One director and one producer of the Greg Allman biopic “Midnight Rider” turned themselves into the Wayne County Sheriff’s Office for booking on Sunday, according to Sheriff John Carter.
Director Randall Miller and his wife, producer Jody Savin, each posted a $27,000 bond, which was paid in cash, Carter said. They returned to California, but they’ll have to return to Georgia at a later date to face an arraignment in superior court.
Producer Jay Sedrish, who is working with his lawyer and the district attorney, is expected to turn himself in this week. The three were charged earlier this month with involuntary manslaughter and criminal trespass in the February death of camera assistant Sarah Elizabeth Jones, 27, of Atlanta.
Carter said Jones’ parents were made aware of the bond-hearing procedures Sunday.

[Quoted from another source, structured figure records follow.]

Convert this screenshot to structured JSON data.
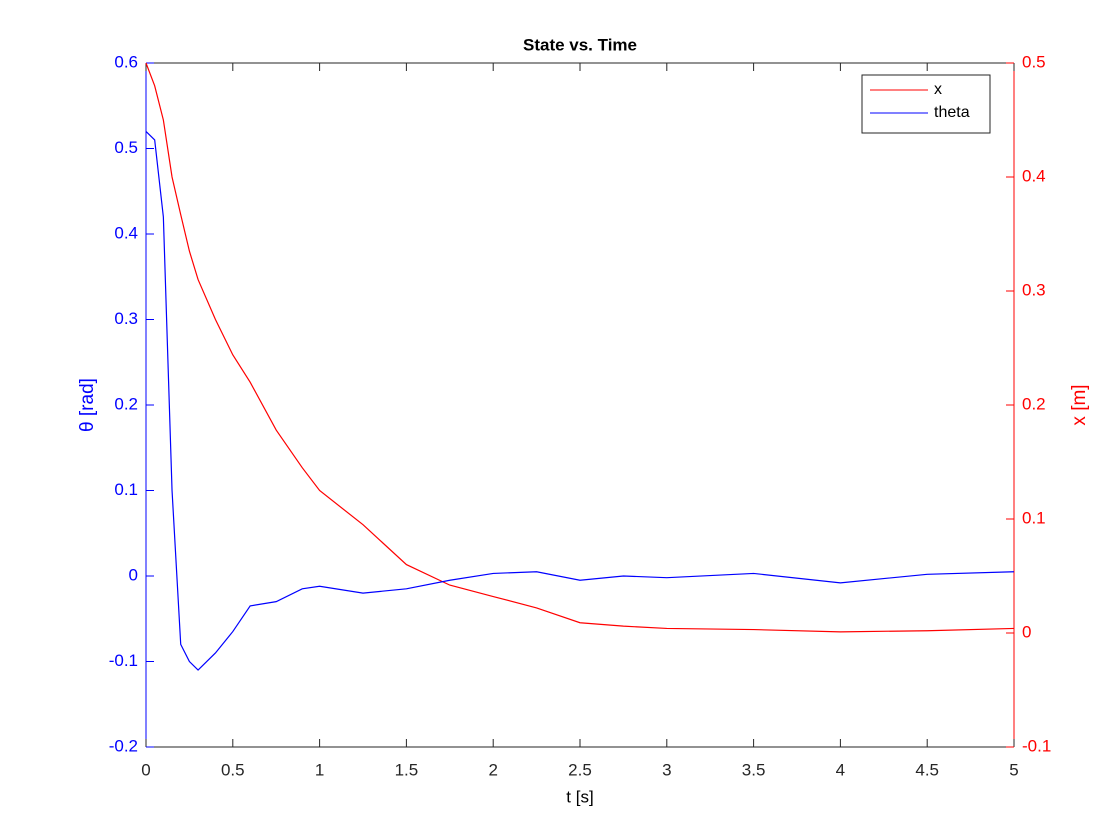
{
  "chart_data": {
    "type": "line",
    "title": "State vs. Time",
    "xlabel": "t [s]",
    "ylabel": "θ [rad]",
    "y2label": "x [m]",
    "x": [
      0,
      0.05,
      0.1,
      0.15,
      0.2,
      0.25,
      0.3,
      0.4,
      0.5,
      0.6,
      0.75,
      0.9,
      1,
      1.25,
      1.5,
      1.75,
      2,
      2.25,
      2.5,
      2.75,
      3,
      3.5,
      4,
      4.5,
      5
    ],
    "series": [
      {
        "name": "x",
        "color": "#ff0000",
        "axis": "y2",
        "values": [
          0.5,
          0.48,
          0.45,
          0.4,
          0.367,
          0.335,
          0.31,
          0.275,
          0.244,
          0.22,
          0.178,
          0.145,
          0.125,
          0.095,
          0.06,
          0.042,
          0.032,
          0.022,
          0.009,
          0.006,
          0.004,
          0.003,
          0.001,
          0.002,
          0.004
        ]
      },
      {
        "name": "theta",
        "color": "#0000ff",
        "axis": "y",
        "values": [
          0.52,
          0.51,
          0.42,
          0.1,
          -0.08,
          -0.1,
          -0.11,
          -0.09,
          -0.065,
          -0.035,
          -0.03,
          -0.015,
          -0.012,
          -0.02,
          -0.015,
          -0.005,
          0.003,
          0.005,
          -0.005,
          0,
          -0.002,
          0.003,
          -0.008,
          0.002,
          0.005
        ]
      }
    ],
    "xlim": [
      0,
      5
    ],
    "xticks": [
      0,
      0.5,
      1,
      1.5,
      2,
      2.5,
      3,
      3.5,
      4,
      4.5,
      5
    ],
    "ylim": [
      -0.2,
      0.6
    ],
    "yticks": [
      -0.2,
      -0.1,
      0,
      0.1,
      0.2,
      0.3,
      0.4,
      0.5,
      0.6
    ],
    "y2lim": [
      -0.1,
      0.5
    ],
    "y2ticks": [
      -0.1,
      0,
      0.1,
      0.2,
      0.3,
      0.4,
      0.5
    ],
    "legend": "top-right",
    "grid": false
  }
}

According to previous Courier reports and stories on the incident, a 20-member film crew from Savannah was filming on a narrow train trestle Feb. 20 near Jesup when a northbound freight train — apparently unexpected — struck a prop mattress they put on the track for a dream-sequence scene. In the scramble to get out of the way, Jones was killed by flying debris. At least eight other crew members were injured. Miller was pulled from the tracks by another crew member at the last minute.
According to an incident report released shortly after Jones’ death by the Wayne County Sheriff’s Office, railway owner CSX has emails in which it denies the production company access to its tracks.
The exchange was between location manager Charlie Baxter and Carla Groleau of the rail company.
Sedrish, interviewed by a detective, was asked point-blank if the company had permission to shoot on the tracks and trestle.
“That’s complicated,” he replied.
Wayne County Detective Joe Gardner told reporters a few hours after the accident that Miller’s Unclaimed Freight Productions had permission from the Rayonier paper-products company to shoot on its land.